Le Yémen fait face à la «pire crise humanitaire en cent ans»

  • «De nombreuses familles ne pourront pas mettre de la nourriture sur la table», a déclaré une organisation caritative à Arab News
  • L'aide du gouvernement britannique devrait être considérablement réduite

LONDRES: Le directeur de l’opération de bienfaisance Muslim Hands au Yémen, basée au Royaume-Uni, a qualifié la situation dans le pays de «pire crise humanitaire au cours des cent dernières années».

Abdel Rahman Hussein a déclaré à Arab News qu’il y a un besoin urgent de fonds pour lutter contre la faim, le Yémen étant confronté à la famine et 80 % de la population de plus de 30 millions de personnes ayant besoin d'aide humanitaire.

Il souligne également l’effondrement complet des systèmes de santé et d’éducation du pays, à un moment où l’aide du gouvernement britannique devrait être considérablement réduite.

«L’aide n’était pas suffisante à l’époque, et les réductions actuelles aggraveront encore la situation», souligne-t-il. «La sécurité alimentaire ainsi que les soins de santé seront les plus durement touchés, et la majorité des Yéménites dépendent des organisations non gouvernementales (ONG) et de l'aide fournie.»

Les commentaires de M. Hussein interviennent alors que les musulmans entament le mois sacré du ramadan, traditionnellement une période où beaucoup décident de faire un don de zakat (aumône) à des causes caritatives, et les organisations caritatives musulmanes reçoivent une part importante de leurs revenus annuels. 

L'année dernière, l’organisation caritative Muslim Hands a recueilli près d'un tiers de ses revenus annuels pendant le ramadan. L’association caritative Islamic Relief a déclaré à The Guardian avoir reçu 40 % de tous ses financements durant la même période.

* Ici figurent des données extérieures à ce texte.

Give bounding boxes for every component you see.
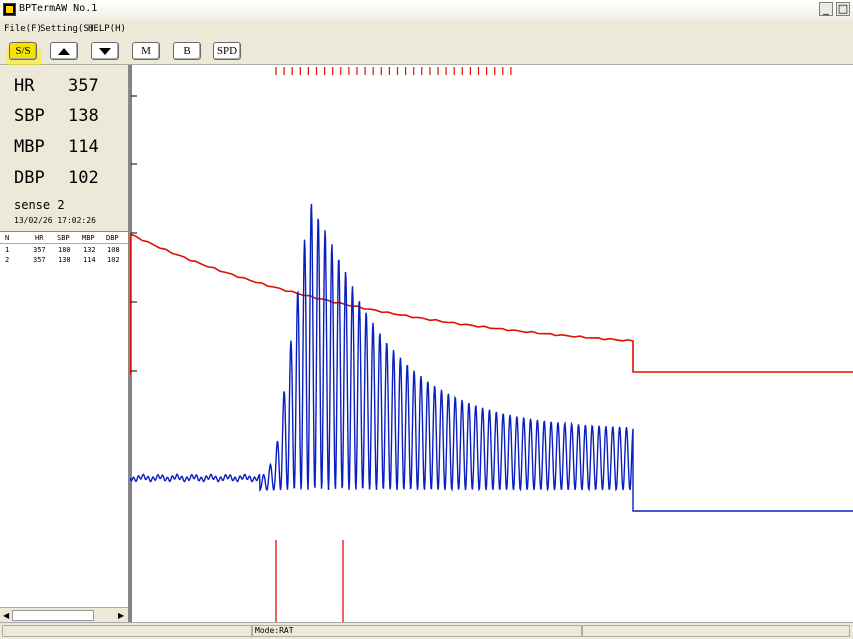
pressure-trace: [129, 233, 853, 373]
menu-bar: File(F) Setting(S) HELP(H): [0, 20, 853, 38]
waveform-plot: [129, 65, 853, 622]
scroll-right-icon[interactable]: ▶: [118, 611, 124, 620]
triangle-up-icon: [58, 48, 70, 55]
mbp-readout: MBP 114: [14, 137, 99, 157]
start-stop-button[interactable]: S/S: [9, 42, 37, 60]
status-segment: [582, 625, 850, 637]
table-header-sbp: SBP: [57, 234, 70, 242]
dbp-label: DBP: [14, 168, 45, 188]
b-button[interactable]: B: [173, 42, 201, 60]
dbp-readout: DBP 102: [14, 168, 99, 188]
waveform-canvas: [129, 65, 853, 622]
table-header-dbp: DBP: [106, 234, 119, 242]
title-bar: BPTermAW No.1 _ □: [0, 0, 853, 21]
spd-button[interactable]: SPD: [213, 42, 241, 60]
sbp-readout: SBP 138: [14, 106, 99, 126]
down-button[interactable]: [91, 42, 119, 60]
dbp-value: 102: [68, 168, 99, 188]
app-icon: [3, 3, 16, 16]
table-header-mbp: MBP: [82, 234, 95, 242]
triangle-down-icon: [99, 48, 111, 55]
table-header-hr: HR: [35, 234, 44, 242]
menu-setting[interactable]: Setting(S): [40, 24, 94, 34]
minimize-button[interactable]: _: [819, 2, 833, 16]
toolbar: S/S M B SPD: [0, 38, 853, 76]
results-table: N HR SBP MBP DBP 1 357 180 132 108 2 357…: [0, 231, 128, 608]
sense-label: sense 2: [14, 198, 65, 212]
hr-label: HR: [14, 76, 35, 96]
sbp-label: SBP: [14, 106, 45, 126]
menu-file[interactable]: File(F): [4, 24, 42, 34]
scroll-left-icon[interactable]: ◀: [3, 611, 9, 620]
readout-panel: HR 357 SBP 138 MBP 114 DBP 102 sense 2 13/02…: [0, 65, 128, 231]
table-header-n: N: [5, 234, 10, 242]
table-cell: 1: [5, 246, 10, 254]
sbp-value: 138: [68, 106, 99, 126]
timestamp: 13/02/26 17:02:26: [14, 216, 96, 225]
hr-readout: HR 357: [14, 76, 99, 96]
status-bar: Mode:RAT: [0, 622, 853, 639]
m-button[interactable]: M: [132, 42, 160, 60]
table-cell: 138: [58, 256, 71, 264]
up-button[interactable]: [50, 42, 78, 60]
table-cell: 132: [83, 246, 96, 254]
mode-status: Mode:RAT: [252, 625, 582, 637]
mbp-label: MBP: [14, 137, 45, 157]
maximize-button[interactable]: □: [836, 2, 850, 16]
mbp-value: 114: [68, 137, 99, 157]
table-scrollbar[interactable]: ◀ ▶: [0, 607, 128, 623]
pulse-trace: [129, 203, 853, 512]
table-cell: 357: [33, 246, 46, 254]
status-segment: [2, 625, 252, 637]
table-cell: 102: [107, 256, 120, 264]
window-title: BPTermAW No.1: [19, 3, 98, 14]
table-cell: 357: [33, 256, 46, 264]
scroll-thumb[interactable]: [12, 610, 94, 621]
table-cell: 180: [58, 246, 71, 254]
hr-value: 357: [68, 76, 99, 96]
table-cell: 2: [5, 256, 10, 264]
table-cell: 108: [107, 246, 120, 254]
menu-help[interactable]: HELP(H): [88, 24, 126, 34]
table-cell: 114: [83, 256, 96, 264]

Cette période, caractérisée par le jeûne quotidien et la prière, sera cette année difficile pour beaucoup au Yémen.

Les prix des denrées alimentaires «sont extrêmement élevés pour ce ramadan, ce qui signifie que beaucoup de familles ne pourront pas mettre de nourriture sur leur table», déclare M. Hussein. «Avant la guerre, le riyal yéménite était de 214 pour un dollar (1 dollar = 0,83 euro) alors que maintenant, il est proche de 1 000 pour un dollar.»

L’organisation Muslim Hands a déclaré à The Guardian qu’elle espère collecter jusqu'à 6 millions de livres sterling (8,27 millions de dollars) à destination du Yémen. Elle gère dans le pays de grandes boulangeries et dispose d'un programme de colis alimentaires pour les familles dans le besoin, en distribuant suffisamment de produits de base tels que la farine, l'huile et du riz pour que chacun puisse tenir un mois.

 

«Nous essayons de couvrir autant de besoins que nous le pouvons. Nos principaux projets sont les usines de pain – deux à Aden et une à Marib», indique Abdel Rahman Hussein.

«Nous avons ciblé cette zone parce qu'elle compte le plus grand nombre de personnes déplacées à l'intérieur du pays (PDI), qui sont pour la plupart des femmes, des enfants et des handicapés», ajoute-t-il.

«Collectivement, via nos usines de pain, nous soutenons 28 000 bénéficiaires chaque jour, et 56 000 miches de pains sont distribuées chaque jour. Nous avons une liste d'attente de bénéficiaires exhaustive, les besoins étant très importants.»

Islamic Relief a déclaré à The Guardian qu'en dépit des réductions de l’aide britannique, l’organisation a constaté une augmentation des dons du grand public pour ses projets au Yémen.

Muhammad Zulqarnain Abbas, directeur d’Islamic Relief au Yémen, déclare que l'organisme de bienfaisance apporte son aide à 2,3 millions de personnes chaque mois, mais que de nombreuses personnes manquent encore de nourriture pour le sahoor (repas de l’aube) ou l'iftar (repas du soir), les obligeant à boire de l'eau.

«Les gens sont obligés de rompre leur jeûne le soir simplement avec de l'eau qui n'est même pas propre», indique-t-il.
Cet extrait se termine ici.